就在六猴兒愣神的時候,突然聽聶焱說了聲,“安安該開學了。”
六猴兒有些轉換不過來,這種時候難道不是該說資料上那些各個身價不菲的大股東嗎?怎麼扯到安安身上去了。
六猴兒扭頭望向聶焱。
聶焱手裡的資料還呈現着翻開的狀態,可是他本人卻揚起頭在看窗外。
寒流過後,臨海市的天氣特別好,白天豔陽高照,晚上晴空萬里。
漫天的繁星,眨眼睛。
“你自己可以嗎?”樑柔站在幼兒園門口,一臉擔憂的問安安。
自從齊奶奶出事後,樑柔就給安安請了長假。反正孩子上的是小班,學習的內容很少,耽誤不了什麼。樑柔將安安帶在身邊,寸步不離,就連她自己期末考試,都帶着安安去考場。
現在年後,安安幼兒園開學。
爲了是否讓安安回來上學,樑柔是着實糾結了一場。
翻過年,雖然生日還沒到,可是安安虛歲就四歲了,孩子長起來真是快。樑柔有時候也會驚訝,當初那個被她抱在懷裡的小肉球,如今竟然都已經是個四歲的小女孩了。
跟樑辛商量過之後,他們還是決定讓安安復學。
最重要的當然是爲了孩子考慮,在幼兒園對孩子來說是一個跟外界接觸的機會,有了同齡小朋友的陪伴,也許對安安的心理有好的幫助。再來就是現實的問題。
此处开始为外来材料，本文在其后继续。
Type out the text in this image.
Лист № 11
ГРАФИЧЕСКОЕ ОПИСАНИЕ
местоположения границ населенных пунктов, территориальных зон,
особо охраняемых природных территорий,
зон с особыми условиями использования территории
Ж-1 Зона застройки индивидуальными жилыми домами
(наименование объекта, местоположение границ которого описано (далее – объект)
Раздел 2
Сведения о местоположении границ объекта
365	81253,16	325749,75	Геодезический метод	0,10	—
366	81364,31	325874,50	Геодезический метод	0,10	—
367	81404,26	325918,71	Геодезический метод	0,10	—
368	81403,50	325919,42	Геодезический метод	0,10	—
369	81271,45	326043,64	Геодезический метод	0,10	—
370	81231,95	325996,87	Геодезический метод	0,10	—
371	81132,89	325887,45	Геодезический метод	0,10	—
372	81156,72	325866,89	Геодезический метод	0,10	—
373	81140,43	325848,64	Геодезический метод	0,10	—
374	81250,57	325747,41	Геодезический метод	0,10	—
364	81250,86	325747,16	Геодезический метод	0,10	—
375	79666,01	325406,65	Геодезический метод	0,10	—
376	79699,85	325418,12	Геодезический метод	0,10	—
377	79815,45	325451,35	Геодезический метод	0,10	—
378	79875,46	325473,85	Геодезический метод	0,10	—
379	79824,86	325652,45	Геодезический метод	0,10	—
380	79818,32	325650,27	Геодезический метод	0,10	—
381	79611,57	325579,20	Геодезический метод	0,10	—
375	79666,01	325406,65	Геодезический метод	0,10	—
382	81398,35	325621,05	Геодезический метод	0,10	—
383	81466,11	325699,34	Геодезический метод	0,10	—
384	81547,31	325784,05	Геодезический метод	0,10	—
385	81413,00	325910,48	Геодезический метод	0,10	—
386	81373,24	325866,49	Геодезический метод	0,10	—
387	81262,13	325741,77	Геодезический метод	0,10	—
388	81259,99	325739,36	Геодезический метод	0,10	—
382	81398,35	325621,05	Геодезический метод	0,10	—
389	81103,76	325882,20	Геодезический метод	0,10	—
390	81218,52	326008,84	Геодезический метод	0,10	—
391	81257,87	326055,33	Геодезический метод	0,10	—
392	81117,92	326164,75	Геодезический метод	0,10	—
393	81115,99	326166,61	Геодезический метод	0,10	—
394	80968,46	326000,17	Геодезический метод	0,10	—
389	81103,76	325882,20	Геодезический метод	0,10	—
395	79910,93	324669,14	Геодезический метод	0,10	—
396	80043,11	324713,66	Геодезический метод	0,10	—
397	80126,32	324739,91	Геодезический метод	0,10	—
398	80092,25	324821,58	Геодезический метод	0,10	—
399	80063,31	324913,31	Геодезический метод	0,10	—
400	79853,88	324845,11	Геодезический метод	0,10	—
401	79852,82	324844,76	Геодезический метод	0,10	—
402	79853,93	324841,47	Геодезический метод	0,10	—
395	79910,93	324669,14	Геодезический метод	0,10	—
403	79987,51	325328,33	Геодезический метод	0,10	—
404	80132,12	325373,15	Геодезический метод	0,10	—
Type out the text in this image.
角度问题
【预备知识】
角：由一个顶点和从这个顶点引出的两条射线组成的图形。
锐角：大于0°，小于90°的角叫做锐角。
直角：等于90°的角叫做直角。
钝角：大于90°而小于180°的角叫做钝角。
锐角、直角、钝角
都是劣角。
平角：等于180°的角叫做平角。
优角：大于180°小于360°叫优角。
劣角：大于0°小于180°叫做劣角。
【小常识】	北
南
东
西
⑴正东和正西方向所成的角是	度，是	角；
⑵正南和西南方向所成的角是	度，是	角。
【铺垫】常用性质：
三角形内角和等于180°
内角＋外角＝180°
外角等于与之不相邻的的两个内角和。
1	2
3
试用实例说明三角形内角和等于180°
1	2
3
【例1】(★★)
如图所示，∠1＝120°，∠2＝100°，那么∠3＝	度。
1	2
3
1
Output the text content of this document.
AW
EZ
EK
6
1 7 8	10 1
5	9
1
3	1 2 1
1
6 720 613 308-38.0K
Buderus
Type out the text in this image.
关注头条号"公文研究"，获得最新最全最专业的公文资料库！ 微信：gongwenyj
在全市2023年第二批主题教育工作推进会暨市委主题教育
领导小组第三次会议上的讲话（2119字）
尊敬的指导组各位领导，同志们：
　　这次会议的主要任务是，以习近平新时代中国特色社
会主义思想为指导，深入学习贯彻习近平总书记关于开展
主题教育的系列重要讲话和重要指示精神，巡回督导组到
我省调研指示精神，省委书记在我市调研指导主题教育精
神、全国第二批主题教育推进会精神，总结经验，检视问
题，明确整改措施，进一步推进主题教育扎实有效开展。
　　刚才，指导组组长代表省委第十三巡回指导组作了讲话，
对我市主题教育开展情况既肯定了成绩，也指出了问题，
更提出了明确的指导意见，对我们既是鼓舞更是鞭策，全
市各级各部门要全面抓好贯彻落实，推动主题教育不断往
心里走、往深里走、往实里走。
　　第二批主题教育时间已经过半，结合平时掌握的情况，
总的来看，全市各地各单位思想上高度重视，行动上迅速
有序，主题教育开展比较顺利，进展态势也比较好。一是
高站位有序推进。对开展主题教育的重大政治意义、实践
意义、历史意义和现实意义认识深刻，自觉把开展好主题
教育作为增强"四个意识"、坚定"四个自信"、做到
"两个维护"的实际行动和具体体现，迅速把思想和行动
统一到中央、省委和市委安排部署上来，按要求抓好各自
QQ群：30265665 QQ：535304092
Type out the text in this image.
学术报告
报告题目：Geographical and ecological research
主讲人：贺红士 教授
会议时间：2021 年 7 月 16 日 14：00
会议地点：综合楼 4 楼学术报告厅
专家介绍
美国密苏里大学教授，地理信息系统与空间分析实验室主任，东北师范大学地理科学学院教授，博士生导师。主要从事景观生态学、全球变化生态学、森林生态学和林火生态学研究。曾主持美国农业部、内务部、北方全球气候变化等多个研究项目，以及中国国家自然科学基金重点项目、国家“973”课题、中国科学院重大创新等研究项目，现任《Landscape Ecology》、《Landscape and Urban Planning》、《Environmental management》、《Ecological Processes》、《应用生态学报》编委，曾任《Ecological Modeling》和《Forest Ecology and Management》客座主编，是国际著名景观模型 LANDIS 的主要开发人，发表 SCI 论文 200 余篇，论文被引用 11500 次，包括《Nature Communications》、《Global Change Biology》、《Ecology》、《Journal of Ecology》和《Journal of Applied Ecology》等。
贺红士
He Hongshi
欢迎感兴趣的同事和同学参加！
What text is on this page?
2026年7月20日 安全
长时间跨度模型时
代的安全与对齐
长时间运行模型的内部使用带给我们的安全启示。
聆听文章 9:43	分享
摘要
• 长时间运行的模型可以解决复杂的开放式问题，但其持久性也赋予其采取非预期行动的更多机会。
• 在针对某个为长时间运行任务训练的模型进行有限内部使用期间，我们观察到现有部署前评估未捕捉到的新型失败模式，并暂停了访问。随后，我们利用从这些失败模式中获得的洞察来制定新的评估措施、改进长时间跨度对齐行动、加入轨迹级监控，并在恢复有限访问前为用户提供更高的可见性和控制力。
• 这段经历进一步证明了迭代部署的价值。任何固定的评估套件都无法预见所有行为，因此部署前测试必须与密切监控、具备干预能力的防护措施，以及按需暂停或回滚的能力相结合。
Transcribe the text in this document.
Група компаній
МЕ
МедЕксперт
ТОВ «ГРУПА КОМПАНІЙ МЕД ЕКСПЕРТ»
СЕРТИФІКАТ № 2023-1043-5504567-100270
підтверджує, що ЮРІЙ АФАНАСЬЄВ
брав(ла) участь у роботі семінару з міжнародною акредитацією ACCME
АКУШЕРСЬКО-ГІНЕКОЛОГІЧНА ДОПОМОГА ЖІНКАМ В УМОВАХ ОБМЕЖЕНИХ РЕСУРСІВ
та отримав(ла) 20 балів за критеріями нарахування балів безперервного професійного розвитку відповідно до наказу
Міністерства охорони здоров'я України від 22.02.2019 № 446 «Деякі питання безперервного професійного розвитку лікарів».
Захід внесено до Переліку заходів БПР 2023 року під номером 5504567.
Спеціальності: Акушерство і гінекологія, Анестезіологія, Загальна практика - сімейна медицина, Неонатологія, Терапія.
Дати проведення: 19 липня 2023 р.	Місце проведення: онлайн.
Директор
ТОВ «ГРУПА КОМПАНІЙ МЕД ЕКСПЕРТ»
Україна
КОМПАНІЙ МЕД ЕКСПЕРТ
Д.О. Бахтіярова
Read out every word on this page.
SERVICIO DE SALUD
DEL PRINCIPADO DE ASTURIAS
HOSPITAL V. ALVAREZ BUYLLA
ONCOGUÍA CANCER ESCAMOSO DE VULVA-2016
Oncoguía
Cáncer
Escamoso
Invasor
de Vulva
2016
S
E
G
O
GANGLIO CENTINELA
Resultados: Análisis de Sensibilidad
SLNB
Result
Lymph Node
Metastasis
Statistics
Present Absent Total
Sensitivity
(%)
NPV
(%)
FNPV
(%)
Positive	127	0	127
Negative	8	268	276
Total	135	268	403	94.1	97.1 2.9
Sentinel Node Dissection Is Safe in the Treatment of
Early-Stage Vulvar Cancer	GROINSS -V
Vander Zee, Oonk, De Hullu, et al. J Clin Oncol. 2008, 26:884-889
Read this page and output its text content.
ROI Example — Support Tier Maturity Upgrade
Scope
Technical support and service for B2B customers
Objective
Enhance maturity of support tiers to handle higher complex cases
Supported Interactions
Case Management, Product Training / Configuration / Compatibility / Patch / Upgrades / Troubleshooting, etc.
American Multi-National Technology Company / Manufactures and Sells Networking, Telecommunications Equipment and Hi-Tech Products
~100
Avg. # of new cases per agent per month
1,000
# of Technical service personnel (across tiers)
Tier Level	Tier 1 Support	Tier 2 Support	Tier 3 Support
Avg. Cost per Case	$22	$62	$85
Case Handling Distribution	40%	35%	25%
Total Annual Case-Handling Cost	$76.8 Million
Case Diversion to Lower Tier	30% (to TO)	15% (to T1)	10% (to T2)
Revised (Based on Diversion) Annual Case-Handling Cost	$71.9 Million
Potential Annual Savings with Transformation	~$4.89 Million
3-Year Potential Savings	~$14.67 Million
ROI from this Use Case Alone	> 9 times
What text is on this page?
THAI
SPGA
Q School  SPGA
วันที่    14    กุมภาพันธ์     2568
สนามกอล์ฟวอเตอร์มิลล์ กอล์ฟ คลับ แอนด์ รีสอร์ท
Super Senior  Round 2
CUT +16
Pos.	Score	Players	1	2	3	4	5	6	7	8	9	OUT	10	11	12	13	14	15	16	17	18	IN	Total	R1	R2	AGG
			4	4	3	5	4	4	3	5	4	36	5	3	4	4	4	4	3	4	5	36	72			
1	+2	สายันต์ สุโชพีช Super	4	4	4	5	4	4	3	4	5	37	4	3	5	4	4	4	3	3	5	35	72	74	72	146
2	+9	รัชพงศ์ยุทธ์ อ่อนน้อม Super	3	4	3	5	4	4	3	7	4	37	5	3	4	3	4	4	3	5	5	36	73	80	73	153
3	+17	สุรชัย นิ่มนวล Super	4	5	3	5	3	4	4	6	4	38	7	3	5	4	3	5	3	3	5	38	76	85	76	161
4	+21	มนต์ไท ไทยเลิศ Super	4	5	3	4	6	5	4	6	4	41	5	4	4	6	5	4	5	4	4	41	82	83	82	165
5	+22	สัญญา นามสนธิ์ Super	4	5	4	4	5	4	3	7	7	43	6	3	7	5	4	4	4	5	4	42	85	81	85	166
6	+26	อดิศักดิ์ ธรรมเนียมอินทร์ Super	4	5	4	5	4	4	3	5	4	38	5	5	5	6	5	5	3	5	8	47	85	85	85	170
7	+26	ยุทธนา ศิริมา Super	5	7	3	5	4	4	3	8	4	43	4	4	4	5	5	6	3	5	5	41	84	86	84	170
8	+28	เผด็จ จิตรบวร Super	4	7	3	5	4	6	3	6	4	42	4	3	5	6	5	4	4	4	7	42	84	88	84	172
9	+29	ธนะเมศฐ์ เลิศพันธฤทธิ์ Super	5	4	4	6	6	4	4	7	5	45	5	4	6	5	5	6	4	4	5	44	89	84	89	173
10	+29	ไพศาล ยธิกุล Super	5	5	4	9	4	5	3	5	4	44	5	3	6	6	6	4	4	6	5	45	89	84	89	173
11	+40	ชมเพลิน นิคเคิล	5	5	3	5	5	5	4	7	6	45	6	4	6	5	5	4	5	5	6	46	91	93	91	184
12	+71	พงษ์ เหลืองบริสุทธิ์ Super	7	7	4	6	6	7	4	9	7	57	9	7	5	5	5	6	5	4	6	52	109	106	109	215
那就是樑柔跟樑辛,都有自己的事情要做,樑柔的學業不能耽擱,樑辛的工作更是忙的天昏地暗,家裡沒有一個人能來全天候的照顧安安。
樑柔也想過僱保姆或者叫在老家裡的母親來幫忙。
但是樑辛都否決掉了,保姆的話,樑辛說,與其找個不知道背景如何的保姆來,還不如送安安去幼兒園,至少正規,而且全程都有監控,出不了極端的事情。要是保姆的話,就不好說了,這些年保姆虐童的事情層出不窮,也真是讓人有心理陰影。至於遠在老家的母親,樑辛天然的就排斥,不過他沒有貶低媽媽,而是擺事實講道理,“咱媽這些年就根本沒有離開過家裡那邊,思想還是原來的老觀念。你忘了咱們小時候的經歷了?咱媽可不是好脾氣。”
這話樑辛說的也對,也不對。
當年樑柔跟樑辛歲數小,父親又常年忙着辦案不在家。讓母親一個人擔着家裡,還要負責他們姐弟的教育,人總是會有疲憊的時候。小時候樑柔跟樑辛若是不好好學習,考試成績不佳,母親舉起家裡能拿起來的一切東西,上手就是毒打一頓。
有了這份嚴厲,樑柔跟樑辛才一直成績優異,從未出現過學習上的問題。
現在長大了,對母親當年的做法,其實是感恩的,若不是母親嚴厲,以他們家庭的情況,現在他們姐弟還不知道要過什麼日子去。好的成績,是他們能改變人生的最開始。
不過人總是自私的。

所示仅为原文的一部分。